Gregory George Garre (born November 1, 1964) is an American lawyer who served as the 44th U.S. solicitor general from June 19, 2008, to January 16, 2009. He is currently a partner at Latham & Watkins, a private law firm.

== Life and education ==
Garre was born in Berwyn, Pennsylvania, and grew up in Barrington, Illinois, where he attended Barrington public schools. He graduated cum laude in 1987 from Dartmouth College, where he was a Rufus Choate Scholar, with a B.A. in government. In 1991, he graduated with high honors from George Washington University Law School, where he was editor-in-chief of The George Washington Law Review and was selected to Order of the Coif.
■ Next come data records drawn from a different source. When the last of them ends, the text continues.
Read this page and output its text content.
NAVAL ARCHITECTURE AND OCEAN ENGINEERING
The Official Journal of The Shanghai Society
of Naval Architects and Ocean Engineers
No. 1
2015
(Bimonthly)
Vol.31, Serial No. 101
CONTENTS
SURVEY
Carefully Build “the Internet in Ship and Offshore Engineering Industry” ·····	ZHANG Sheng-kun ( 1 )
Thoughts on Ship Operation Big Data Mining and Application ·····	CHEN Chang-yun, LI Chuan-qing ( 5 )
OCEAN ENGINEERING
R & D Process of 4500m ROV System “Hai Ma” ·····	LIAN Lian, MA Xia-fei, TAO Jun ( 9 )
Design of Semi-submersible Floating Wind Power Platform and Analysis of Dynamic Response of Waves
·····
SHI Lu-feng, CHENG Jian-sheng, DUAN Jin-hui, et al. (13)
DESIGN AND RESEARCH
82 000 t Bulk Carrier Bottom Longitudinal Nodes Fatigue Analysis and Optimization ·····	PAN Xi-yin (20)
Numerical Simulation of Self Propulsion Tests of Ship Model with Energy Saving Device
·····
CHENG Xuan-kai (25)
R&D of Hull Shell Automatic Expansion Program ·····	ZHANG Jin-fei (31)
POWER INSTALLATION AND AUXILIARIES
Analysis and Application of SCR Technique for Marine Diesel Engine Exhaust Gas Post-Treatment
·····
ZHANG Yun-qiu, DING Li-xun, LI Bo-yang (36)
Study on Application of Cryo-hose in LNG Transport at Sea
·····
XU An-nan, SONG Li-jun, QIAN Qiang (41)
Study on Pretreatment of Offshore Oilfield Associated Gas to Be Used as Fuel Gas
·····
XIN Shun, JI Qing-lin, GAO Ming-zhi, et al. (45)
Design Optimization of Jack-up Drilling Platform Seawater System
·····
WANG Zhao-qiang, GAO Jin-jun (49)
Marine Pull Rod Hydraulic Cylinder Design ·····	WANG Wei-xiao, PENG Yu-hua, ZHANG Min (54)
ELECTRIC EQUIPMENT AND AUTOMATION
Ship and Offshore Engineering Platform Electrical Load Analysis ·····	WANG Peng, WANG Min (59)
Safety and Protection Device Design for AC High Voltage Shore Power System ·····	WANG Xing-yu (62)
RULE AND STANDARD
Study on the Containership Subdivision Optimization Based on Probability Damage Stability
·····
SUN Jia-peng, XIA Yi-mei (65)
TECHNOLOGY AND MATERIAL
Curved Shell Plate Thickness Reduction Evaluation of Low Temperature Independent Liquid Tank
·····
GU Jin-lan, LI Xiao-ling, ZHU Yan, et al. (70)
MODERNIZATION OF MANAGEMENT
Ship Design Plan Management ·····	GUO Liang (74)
Garre clerked for Chief Judge Anthony Joseph Scirica of the U.S. Court of Appeals for the Third Circuit (1991–92), and then for Chief Justice William H. Rehnquist of the United States Supreme Court (1992–93). He served as a pallbearer at Rehnquist's funeral in September 2005.

== Career ==

===Early career===
He then went into private practice with the Washington, D.C. law firm Hogan & Hartson from 1993 to 2000. In September 2000 Garre joined the Office of the Solicitor General at the Department of Justice as Assistant to the Solicitor General. In this capacity, in August 2002, he represented the government at Hamdi v. Rumsfeld 243 F. Supp. 2d 527 (E.D. Va. 2002), notable as "the first in modern American jurisprudence in which an American citizen has been indefinitely detained without charges and without access to a lawyer", and endured aggressive questioning from Judge Robert G. Doumar. He also argued Dastar Corp. v. Twentieth Century Fox Film Corp. He returned to Hogan & Hartson in July 2004.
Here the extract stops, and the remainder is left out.